Meatpacking workers still at risk
Many facilities harbor coronavirus a year later
One year after COVID-19 infiltrated the meatpacking industry and sparked nationwide plant closures, meat shortage fears and an executive order to keep production lines going, front-line workers continue to face risk.
Since last April, more than 50,000 cases have been tied to the meatpacking industry, and at least 248 workers have died, according to tracking by the Midwest Center for Investigative Reporting.
The industry is especially vulnerable to the coronavirus because the plants provide the perfect breeding ground for airborne diseases: a cramped workplace, a culture of underreporting illnesses, and a cadre of rural, immigrant and undocumented workers who often live and work together because few other jobs are available.
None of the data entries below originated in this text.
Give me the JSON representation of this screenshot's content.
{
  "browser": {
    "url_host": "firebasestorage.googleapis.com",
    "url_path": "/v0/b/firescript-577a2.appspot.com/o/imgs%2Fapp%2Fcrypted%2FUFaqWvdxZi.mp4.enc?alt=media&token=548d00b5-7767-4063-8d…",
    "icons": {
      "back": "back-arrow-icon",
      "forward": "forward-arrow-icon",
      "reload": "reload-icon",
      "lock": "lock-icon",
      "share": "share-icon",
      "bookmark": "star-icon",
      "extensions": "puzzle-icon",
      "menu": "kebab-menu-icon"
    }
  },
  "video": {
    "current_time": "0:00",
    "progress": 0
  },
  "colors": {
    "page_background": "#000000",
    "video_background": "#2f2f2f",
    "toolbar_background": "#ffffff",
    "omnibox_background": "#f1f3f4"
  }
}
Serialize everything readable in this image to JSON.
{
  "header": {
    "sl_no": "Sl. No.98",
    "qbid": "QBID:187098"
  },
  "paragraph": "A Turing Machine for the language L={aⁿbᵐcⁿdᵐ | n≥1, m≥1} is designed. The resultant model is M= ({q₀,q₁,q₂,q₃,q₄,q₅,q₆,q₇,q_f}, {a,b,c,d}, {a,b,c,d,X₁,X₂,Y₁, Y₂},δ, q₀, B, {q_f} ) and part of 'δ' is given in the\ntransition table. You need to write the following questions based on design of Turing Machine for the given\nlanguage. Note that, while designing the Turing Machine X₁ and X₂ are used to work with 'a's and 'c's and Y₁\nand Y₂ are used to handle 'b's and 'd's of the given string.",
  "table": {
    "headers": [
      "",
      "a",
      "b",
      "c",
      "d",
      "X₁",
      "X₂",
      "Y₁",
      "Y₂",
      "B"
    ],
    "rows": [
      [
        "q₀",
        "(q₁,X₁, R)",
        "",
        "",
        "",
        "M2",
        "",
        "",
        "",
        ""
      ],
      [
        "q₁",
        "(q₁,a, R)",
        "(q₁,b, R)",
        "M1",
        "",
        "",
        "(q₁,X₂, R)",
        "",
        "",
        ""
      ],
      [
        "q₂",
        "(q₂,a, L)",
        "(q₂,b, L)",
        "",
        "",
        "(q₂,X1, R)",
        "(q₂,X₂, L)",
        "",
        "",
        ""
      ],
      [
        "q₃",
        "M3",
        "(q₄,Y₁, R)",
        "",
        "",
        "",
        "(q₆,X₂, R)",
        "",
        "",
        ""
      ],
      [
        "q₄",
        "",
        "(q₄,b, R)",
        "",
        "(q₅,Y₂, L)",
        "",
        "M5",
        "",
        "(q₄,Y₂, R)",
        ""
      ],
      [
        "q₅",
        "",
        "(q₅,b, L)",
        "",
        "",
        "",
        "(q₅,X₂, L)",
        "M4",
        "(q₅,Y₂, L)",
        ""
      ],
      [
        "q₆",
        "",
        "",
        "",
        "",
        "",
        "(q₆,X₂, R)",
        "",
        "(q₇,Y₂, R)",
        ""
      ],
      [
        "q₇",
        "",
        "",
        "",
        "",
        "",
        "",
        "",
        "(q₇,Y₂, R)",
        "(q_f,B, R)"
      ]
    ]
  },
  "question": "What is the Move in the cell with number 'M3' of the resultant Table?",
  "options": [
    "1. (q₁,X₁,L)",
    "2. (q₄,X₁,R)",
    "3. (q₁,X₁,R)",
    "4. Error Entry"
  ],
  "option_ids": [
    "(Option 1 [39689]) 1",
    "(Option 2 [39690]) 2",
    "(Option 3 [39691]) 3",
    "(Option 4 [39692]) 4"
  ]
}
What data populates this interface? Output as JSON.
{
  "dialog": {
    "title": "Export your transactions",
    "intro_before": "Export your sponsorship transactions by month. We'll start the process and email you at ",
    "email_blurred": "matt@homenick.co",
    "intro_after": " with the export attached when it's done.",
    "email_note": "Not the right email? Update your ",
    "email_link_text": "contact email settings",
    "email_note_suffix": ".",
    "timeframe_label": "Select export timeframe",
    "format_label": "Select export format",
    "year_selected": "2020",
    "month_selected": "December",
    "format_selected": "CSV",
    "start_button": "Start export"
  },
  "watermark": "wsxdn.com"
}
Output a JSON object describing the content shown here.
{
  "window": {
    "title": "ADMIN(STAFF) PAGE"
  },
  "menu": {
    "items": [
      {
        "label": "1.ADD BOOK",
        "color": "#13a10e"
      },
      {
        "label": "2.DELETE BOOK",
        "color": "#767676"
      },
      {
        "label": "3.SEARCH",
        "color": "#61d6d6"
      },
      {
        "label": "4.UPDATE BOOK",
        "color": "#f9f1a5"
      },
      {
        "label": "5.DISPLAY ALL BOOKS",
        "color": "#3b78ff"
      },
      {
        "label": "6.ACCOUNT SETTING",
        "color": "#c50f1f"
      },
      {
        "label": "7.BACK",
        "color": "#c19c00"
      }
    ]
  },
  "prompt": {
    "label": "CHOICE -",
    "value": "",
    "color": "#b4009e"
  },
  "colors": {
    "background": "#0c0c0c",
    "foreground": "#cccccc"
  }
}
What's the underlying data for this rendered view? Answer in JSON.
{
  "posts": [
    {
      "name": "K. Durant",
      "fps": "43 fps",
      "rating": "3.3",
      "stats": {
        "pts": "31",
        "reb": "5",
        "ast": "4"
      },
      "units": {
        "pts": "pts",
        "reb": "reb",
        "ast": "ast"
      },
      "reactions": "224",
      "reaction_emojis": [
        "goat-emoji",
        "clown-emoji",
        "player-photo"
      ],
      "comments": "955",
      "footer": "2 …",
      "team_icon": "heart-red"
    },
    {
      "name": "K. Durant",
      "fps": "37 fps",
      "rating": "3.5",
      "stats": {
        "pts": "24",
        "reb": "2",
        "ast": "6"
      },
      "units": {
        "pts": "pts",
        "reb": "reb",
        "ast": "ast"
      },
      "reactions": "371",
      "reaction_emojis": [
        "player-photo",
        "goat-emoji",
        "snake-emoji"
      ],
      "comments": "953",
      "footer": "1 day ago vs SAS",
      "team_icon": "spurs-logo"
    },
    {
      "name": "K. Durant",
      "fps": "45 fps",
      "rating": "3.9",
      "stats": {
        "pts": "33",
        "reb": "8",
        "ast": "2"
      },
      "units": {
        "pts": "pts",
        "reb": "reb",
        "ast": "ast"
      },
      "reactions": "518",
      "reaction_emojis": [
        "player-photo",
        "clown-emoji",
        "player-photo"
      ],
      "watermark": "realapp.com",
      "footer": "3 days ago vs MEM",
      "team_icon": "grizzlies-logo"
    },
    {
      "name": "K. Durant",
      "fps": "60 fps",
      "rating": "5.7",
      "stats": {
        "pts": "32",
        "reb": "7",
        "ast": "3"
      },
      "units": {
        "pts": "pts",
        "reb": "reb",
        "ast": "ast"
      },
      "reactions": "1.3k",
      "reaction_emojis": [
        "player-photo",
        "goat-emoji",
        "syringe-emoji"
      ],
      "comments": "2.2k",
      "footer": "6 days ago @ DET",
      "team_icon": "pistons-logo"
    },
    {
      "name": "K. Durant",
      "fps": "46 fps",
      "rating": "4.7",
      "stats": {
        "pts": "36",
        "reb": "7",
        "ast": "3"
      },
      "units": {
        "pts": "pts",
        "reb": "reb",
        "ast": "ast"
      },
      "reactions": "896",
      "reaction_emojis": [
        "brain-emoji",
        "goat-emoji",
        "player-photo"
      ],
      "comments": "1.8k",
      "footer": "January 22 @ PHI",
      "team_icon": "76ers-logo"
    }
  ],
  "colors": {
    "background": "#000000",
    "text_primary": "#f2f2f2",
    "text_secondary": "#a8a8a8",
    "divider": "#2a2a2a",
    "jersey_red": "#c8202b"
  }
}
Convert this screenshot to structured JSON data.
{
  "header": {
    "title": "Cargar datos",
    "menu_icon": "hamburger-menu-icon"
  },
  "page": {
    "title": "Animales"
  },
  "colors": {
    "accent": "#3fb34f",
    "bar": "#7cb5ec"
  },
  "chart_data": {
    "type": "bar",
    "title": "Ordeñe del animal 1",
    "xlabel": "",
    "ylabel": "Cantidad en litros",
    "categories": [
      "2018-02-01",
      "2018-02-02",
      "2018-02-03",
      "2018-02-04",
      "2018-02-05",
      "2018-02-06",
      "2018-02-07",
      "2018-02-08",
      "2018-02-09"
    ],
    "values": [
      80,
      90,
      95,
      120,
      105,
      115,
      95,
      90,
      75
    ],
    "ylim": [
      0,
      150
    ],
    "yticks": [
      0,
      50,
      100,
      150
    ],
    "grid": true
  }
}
Coronavirus case counts related to meatpacking have fallen since last year amid an industrywide effort to protect workers and the more recent national vaccine rollout. But many facilities still harbor the disease. More than 200 cases have been reported in North Carolina in the past couple of months alone, according to state data. And at least one worker died as recently as March.
The Biden administration has promised tougher standards than those implemented under former President Donald Trump, but they haven’t yet been implemented.
The United Food and Commercial Workers International Union, which represents many meatpacking workers, has worked to expand vaccine access,” union President Marc Perone said in a statement.
Minorities, meanwhile, have largely shouldered the burden. About 90% of infected meatpacking plant workers were people of color, according to the latest data from the Centers for Disease Control and Prevention.
These are the same groups struggling to get vaccinated. Minorities and people who speak limited English – a population that staffs meatpacking plants – were less likely to have received vaccines in the first three months of 2021, according to a CDC study released in late March.
President Joe Biden gave the Occupational Health and Safety Administration a mid-March deadline to decide if it should implement an “emergency temporary standard” to combat coronavirus in the workplace, including meatpacking plants.
But the deadline passed with no word from the agency on its decision.
“OSHA has been working diligently to consider what standards may be necessary,” a Department of
Labor spokesperson told USA TODAY and the Midwest Center, “and is taking the time to get this right.”
Meatpacking plants seemed to be a driver of COVID-19 cases early in the pandemic.
In April and early May, counties with large populations of meatpacking workers had about 10 times as many cases as other counties, according to a U.S. Department of Agriculture analysis.
By summertime, though, counties with and without large meatpacking worker populations began to report similar numbers, according to the USDA.
Lately, far fewer cases have been reported in meatpacking plants than at the peak of the outbreak. Companies including Tyson, Smithfield and JBS have all said they’ve spent hundreds of millions of dollars on worker protections since last year.
But the virus is still a daily reality for many workers. In North Carolina, where nearly 4,800 workers have tested positive since the pandemic began, more than 200 cases related to the meatpacking industry have been reported in the past couple of months, according to state data. At least one meatpacking worker died as recently as March.
The JBS plant in Greeley, Colorado, was one of the first facilities to close a year ago this month, bringing national attention to the plight of workers. At least six workers died.
After nearly 300 workers tested positive, the state considered the outbreak resolved on Oct. 20. But about three weeks later, new cases prompted the state to declare a new outbreak at the plant.
More than 100 workers have tested positive so far, and Colorado considered the outbreak ongoing as of March 31.
Cameron Bruett, a JBS spokesman, said about 75% of workers at the Greeley plant had been vaccinated as of early April.
Despite industry efforts, many meatpacking plant workers remain unvaccinated.
About a third of all Tyson plant workers have received the shot. In financial documents, Tyson said it paid pandemic bonuses to about 106,000 workers, and about 30,000 employees have been vaccinated, company spokesman Derek Burleson said.
As supplies become available, the company is offering free, on-site vaccinations, and employees will be compensated up to four hours if they get vaccinated outside work hours, he said.
At JBS, 58% of all its plant workers have been vaccinated, spokesman Bruett said, and “active cases represent less than one-third of 1% of our workforce.”
Smithfield did not say how many of its employees have been vaccinated, but spokeswoman Keira Lombardo said plants across the country were facilitating the shot’s distribution.
Worker safety took a back seat during the Trump administration.
Last year, OSHA received 15% more complaints than in 2019, but the agency conducted half as many inspections as in 2019, according to a February report from the Labor Department’s inspector general.
Many inspections were conducted virtually, a practice the inspector general said probably led to dangerous work environments.
Deaths tied to meatpacking plants often went uninvestigated. By January, OSHA had not inspected 26 of the 65 plants where at least one worker had died, USA TODAY and the Midwest Center found.
The Biden administration has taken some steps to rectify the situation.
OSHA announced March 12 it would prioritize inspections at sites with the greatest risks for contracting the virus. A Labor Department spokesperson said this includes places where workers are spaced less than 6 feet apart, which includes meatpacking plants.